Hint: Apply the algebraic identity: - \[{{a}^{2}}-{{b}^{2}}=\left( a+b \right)\left( a-b \right)\] to simplify the given expression: - \[p_{1}^{2}-p_{2}^{2}\]. Now, check the results when two odd numbers are subtracted and added by taking some examples. If both the subtraction and addition give odd numbers, the given expression will give an odd number. If one of the operations gives an odd number and the other even then the expression will give an even number and if both the operations give even numbers then the expression will give an even number again.

Complete step-by-step solution
Here, we have been provided with two odd prime numbers \[{{p}_{1}}\] and \[{{p}_{2}}\] and we have to check the type of number we will get from the expression: - \[p_{1}^{2}-p_{2}^{2}\].
Using the algebraic identity, \[{{a}^{2}}-{{b}^{2}}=\left( a+b \right)\left( a-b \right)\], we get,
\[\Rightarrow p_{1}^{2}-p_{2}^{2}=\left( {{p}_{1}}+{{p}_{2}} \right)\left( {{p}_{1}}-{{p}_{2}} \right)\]
Here, \[\left( {{p}_{1}}+{{p}_{2}} \right)\] is the sum of two odd prime numbers and \[\left( {{p}_{1}}-{{p}_{2}} \right)\] is the difference of the same. Let us see the definition of a prime number.

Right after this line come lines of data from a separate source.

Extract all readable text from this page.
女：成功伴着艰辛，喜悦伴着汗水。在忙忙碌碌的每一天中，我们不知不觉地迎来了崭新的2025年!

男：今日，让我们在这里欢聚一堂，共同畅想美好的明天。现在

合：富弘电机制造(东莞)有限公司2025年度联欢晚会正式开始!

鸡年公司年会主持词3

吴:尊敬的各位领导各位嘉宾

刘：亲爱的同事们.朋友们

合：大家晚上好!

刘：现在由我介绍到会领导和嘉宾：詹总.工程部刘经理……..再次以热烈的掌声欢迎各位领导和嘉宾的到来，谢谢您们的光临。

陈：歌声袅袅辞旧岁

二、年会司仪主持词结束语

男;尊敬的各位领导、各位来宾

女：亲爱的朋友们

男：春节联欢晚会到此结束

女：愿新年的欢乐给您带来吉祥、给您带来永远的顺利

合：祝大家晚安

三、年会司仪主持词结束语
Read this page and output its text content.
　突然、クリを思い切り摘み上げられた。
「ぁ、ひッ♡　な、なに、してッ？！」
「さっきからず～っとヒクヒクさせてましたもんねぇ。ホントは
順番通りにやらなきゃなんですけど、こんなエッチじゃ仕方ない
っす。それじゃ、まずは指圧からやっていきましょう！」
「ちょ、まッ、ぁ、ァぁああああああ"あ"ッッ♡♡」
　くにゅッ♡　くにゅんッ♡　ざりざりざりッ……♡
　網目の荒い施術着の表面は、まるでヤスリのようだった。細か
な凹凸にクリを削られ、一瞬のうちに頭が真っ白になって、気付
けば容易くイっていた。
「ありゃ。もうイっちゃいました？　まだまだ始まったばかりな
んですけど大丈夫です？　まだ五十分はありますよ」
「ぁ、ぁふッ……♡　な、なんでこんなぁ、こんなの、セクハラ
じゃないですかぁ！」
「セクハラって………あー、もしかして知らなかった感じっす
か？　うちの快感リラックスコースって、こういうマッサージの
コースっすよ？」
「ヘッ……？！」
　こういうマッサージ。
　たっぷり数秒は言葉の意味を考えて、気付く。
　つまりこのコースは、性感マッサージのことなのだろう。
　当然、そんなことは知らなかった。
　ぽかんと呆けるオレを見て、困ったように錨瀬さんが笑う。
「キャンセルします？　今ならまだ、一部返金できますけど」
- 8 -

A prime number is a number, which does not have more than 2 factors. The two factors, i.e. the number which can divide them, are 1 and the number itself. For example: - 2, 3, 5, 7, 11, 13, …… and so on. Here, one important thing to note is that except 2 all other prime numbers are odd.
In the above question we have to consider \[{{p}_{1}}\] and \[{{p}_{2}}\] as two odd primes. That means we cannot choose them as 2 because 2 is an even number. So, let us choose \[{{p}_{1}}\] and \[{{p}_{2}}\] as 7 and 5 respectively.
Now, let us check the results of the given expression, \[p_{1}^{2}-p_{2}^{2}\].So, we have,
\[\begin{align}
  & \Rightarrow p_{1}^{2}-p_{2}^{2}=\left( {{p}_{1}}+{{p}_{2}} \right)\left( {{p}_{1}}-{{p}_{2}} \right) \\
 & \Rightarrow p_{1}^{2}-p_{2}^{2}=\left( 7+5 \right)\left( 7-5 \right) \\
 & \Rightarrow p_{1}^{2}-p_{2}^{2}=12\times 2 \\
 & \Rightarrow p_{1}^{2}-p_{2}^{2}=24 \\
\end{align}\]
Here, we have obtained both \[\left( {{p}_{1}}+{{p}_{2}} \right)\] and \[\left( {{p}_{1}}-{{p}_{2}} \right)\] as even numbers therefore the product is also even.
Hence, option (a) is the correct answer.

Note: One may note that we can choose the value of \[{{p}_{1}}\] and \[{{p}_{2}}\] as any odd prime numbers but we have to check the given condition \[{{p}_{1}}>{{p}_{2}}\] carefully, otherwise \[\left( {{p}_{1}}-{{p}_{2}} \right)\] will given a negative number. Remember that both \[{{p}_{1}}\] and \[{{p}_{2}}\] cannot be chosen as 2 because it is an even number. It is important to remember the results of addition or subtraction of even and odd numbers to solve the question without taking examples.